Bruxelles – Troppa burocrazia, tempi troppo lunghi, così il piano di salvataggio della Commissione europea per il dopo-pandemia rischia di non funzionare. Questa è la maggiore preoccupazione che Giuseppe Conte dovrà affrontare domani dalle 10.00 al Consiglio europeo, a parte, ovviamente, lo scontro con i Paesi “Frugali” che vogliono proprio minare le fondamenta del piano comunitario. Un Consiglio che non sarà risolutivo, lo hanno spiegati tutti i leader, in attesa di un incontro fisico nel mese di luglio.
Il presidente del Consiglio questa volta però non chiede e basta. Dà il buon esempio e ha già promesso, ieri davanti al Parlamento, che il Piano nazionale per la ripresa sarà pronto a settembre, almeno qualche settimana prima della scadenza che è stata fissate alle capitali per la metà di ottobre. Spinge sull’acceleratore il premier perché l’Italia ha bisogno di soldi subito, “ieri” si dovrebbe dire, e dunque vuole mettere pressione su Commissione e partner.
Ma c’è un problema. La Commissione prevede che impiegherà quattro mesi per esaminare i piani nazionali, e poi sarà necessario un “decreto attuativo” che richiederà sembra altri due mesi per l’esborso di prima rata. E’ troppo tempo. Fonti diplomatiche a Bruxelles assicurano che l’esecutivo von der Leyen “ne conviene” e sembra stia cercando una via per abbreviare i tempi. Anche perché, si fa osservare, c’è una contraddizione di fondo, in questo approccio così “bizantino”: i tempi sono lenti, ma per la Recovery facility, il braccio più pesante del Piano complessivo, il 60% delle risorse va impegnato entro il 2022 (e poi il totale entro il 2024), e se i tempi di attivazione sono troppo lunghi questo rende più difficile utilizzo di risorse in tempi brevi.
L’obiettivo dell’Italia, a quanto si apprende, è di arrivare a dimezzare i tempi dell’istruttoria della Commissione.

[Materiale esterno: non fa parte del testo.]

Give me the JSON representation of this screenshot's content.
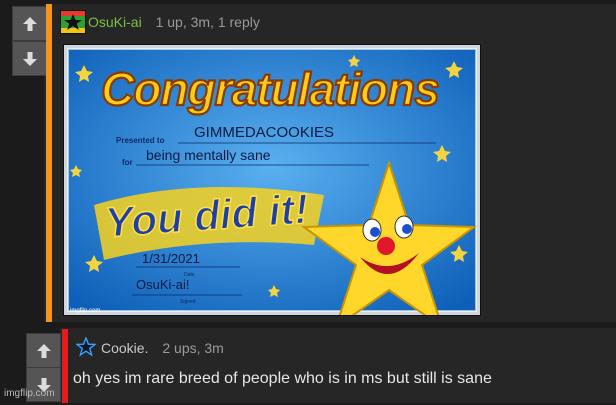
{
  "comment1": {
    "username": "OsuKi-ai",
    "meta": "1 up, 3m, 1 reply",
    "accent_color": "#f7941d"
  },
  "certificate": {
    "heading": "Congratulations",
    "presented_to_label": "Presented to",
    "recipient": "GIMMEDACOOKIES",
    "for_label": "for",
    "reason": "being mentally sane",
    "banner": "You did it!",
    "date": "1/31/2021",
    "date_label": "Date",
    "signature": "OsuKi-ai!",
    "signature_label": "Signed",
    "credit": "imgflip.com"
  },
  "comment2": {
    "username": "Cookie.",
    "meta": "2 ups, 3m",
    "text": "oh yes im rare breed of people who is in ms but still is sane",
    "accent_color": "#e21b1b"
  },
  "watermark": "imgflip.com"
}
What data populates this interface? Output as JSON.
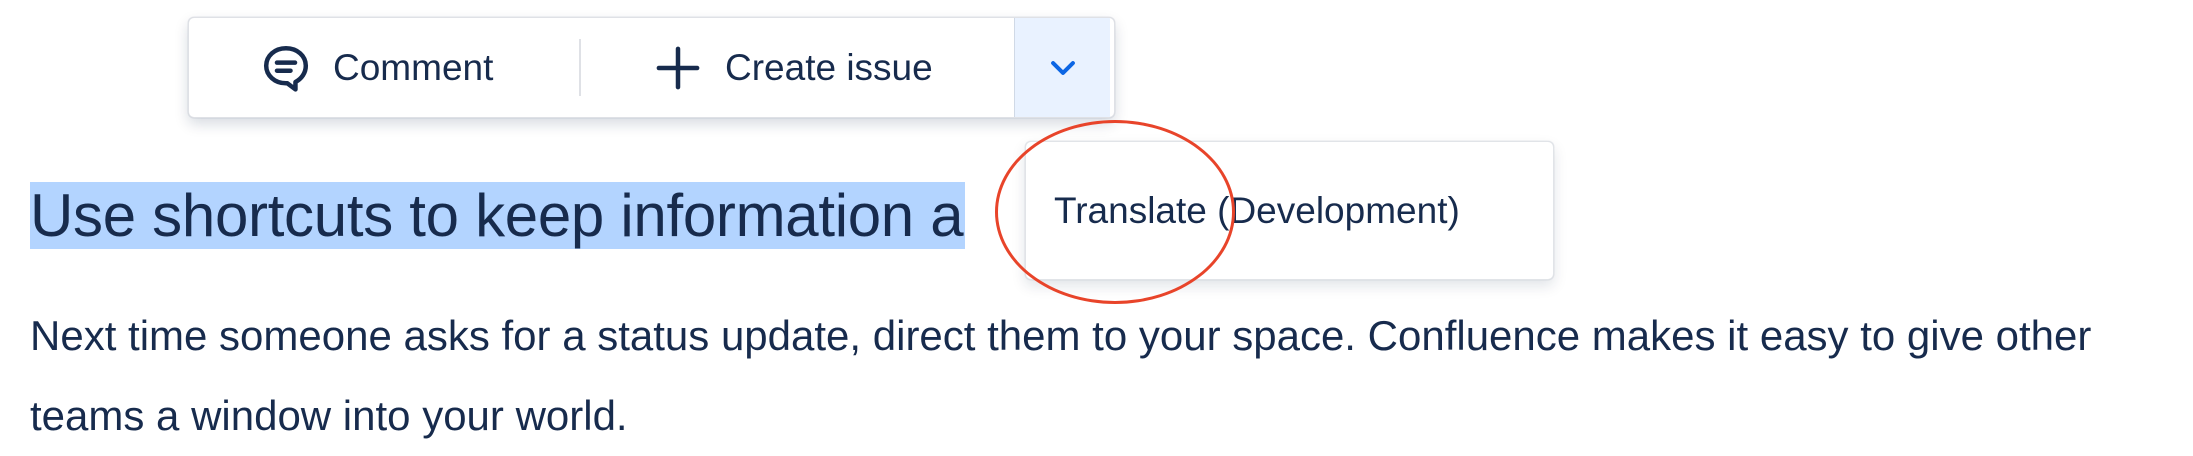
{
  "toolbar": {
    "comment_label": "Comment",
    "create_issue_label": "Create issue",
    "comment_icon": "comment-icon",
    "create_icon": "plus-icon",
    "more_icon": "chevron-down-icon",
    "accent_color": "#0c66e4"
  },
  "dropdown": {
    "items": [
      {
        "label": "Translate (Development)"
      }
    ]
  },
  "content": {
    "heading": "Use shortcuts to keep information a",
    "paragraph": "Next time someone asks for a status update, direct them to your space. Confluence makes it easy to give other teams a window into your world."
  },
  "colors": {
    "text": "#172b4d",
    "selection": "#b3d4ff",
    "annotation": "#e8442a"
  }
}
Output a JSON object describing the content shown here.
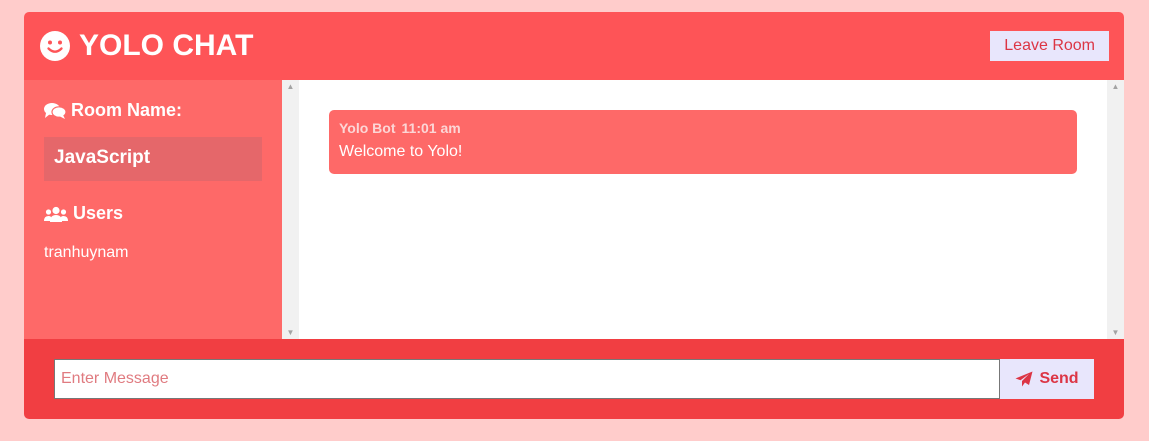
{
  "header": {
    "title": "YOLO CHAT",
    "logo_icon": "smile-icon",
    "leave_label": "Leave Room"
  },
  "sidebar": {
    "room_heading": "Room Name:",
    "room_icon": "comments-icon",
    "room_name": "JavaScript",
    "users_heading": "Users",
    "users_icon": "users-icon",
    "users": [
      "tranhuynam"
    ]
  },
  "messages": [
    {
      "author": "Yolo Bot",
      "time": "11:01 am",
      "text": "Welcome to Yolo!"
    }
  ],
  "footer": {
    "input_placeholder": "Enter Message",
    "input_value": "",
    "send_label": "Send",
    "send_icon": "paper-plane-icon"
  },
  "colors": {
    "page_bg": "#ffcccb",
    "header_bg": "#fe5457",
    "sidebar_bg": "#fe6968",
    "room_box_bg": "#e5676a",
    "footer_bg": "#f13e42",
    "button_bg": "#e8e6fc",
    "button_text": "#dc3545"
  }
}
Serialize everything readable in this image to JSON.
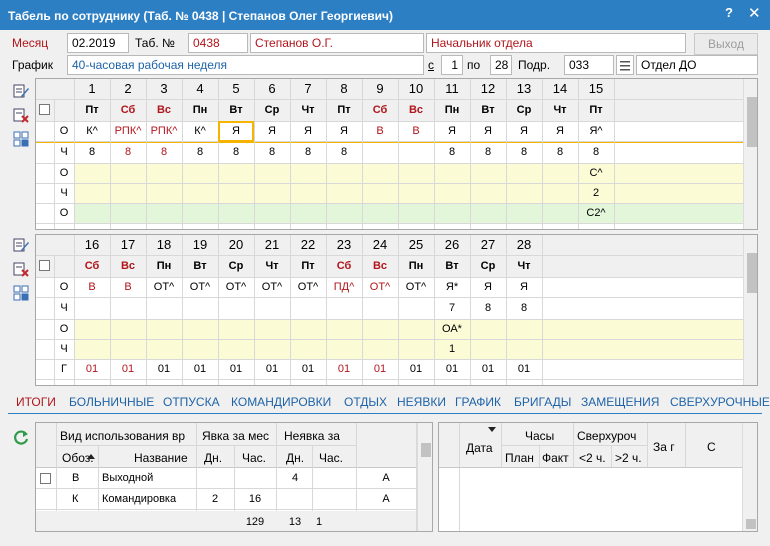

C’è poi un altro tema, sul quale l’Italia sembra essere in grande difficoltà: il progetto “ponte” per liberare alcuni miliardi già nel 2020 trova molti ostacoli, che sono difficili da superare. “A cosa serve liberare in totale poco più di 10 miliardi se c’è il Mes a Disposizione che può erogare subito?”, si domandano molti governi. E dunque proprio su questo fonte del Mes che potrebbe crollare il ponte. Ma l’Italia, a quanto pare, è ancora intenzionata a non usarlo.
“Domani ci sarà solo un primo scambio. Le decisioni si potranno prendere soltanto quando ci incontreremo fisicamente“, ha confermato oggi Angela Merkel nella tradizionale comunicazione al Bundestag prima di un Consiglio europeo. “La cosa migliore sarebbe se si arrivasse a un accordo prima della pausa estiva”, ha aggiunto con una frase che è un impegno, dato che dal primo luglio la presidente di turno dell’Unione sarà proprio la Germania.
La cancelliera ha ribadito che il Recovery Fund è “uno strumento doveroso e urgente in questo momento”, perché potrà assicurare “convergenza, competitività e coesione nel lungo periodo, perché bisogna evitare che “la pandemia crei forti squilibri economici e produca una divisione profonda in Europa”.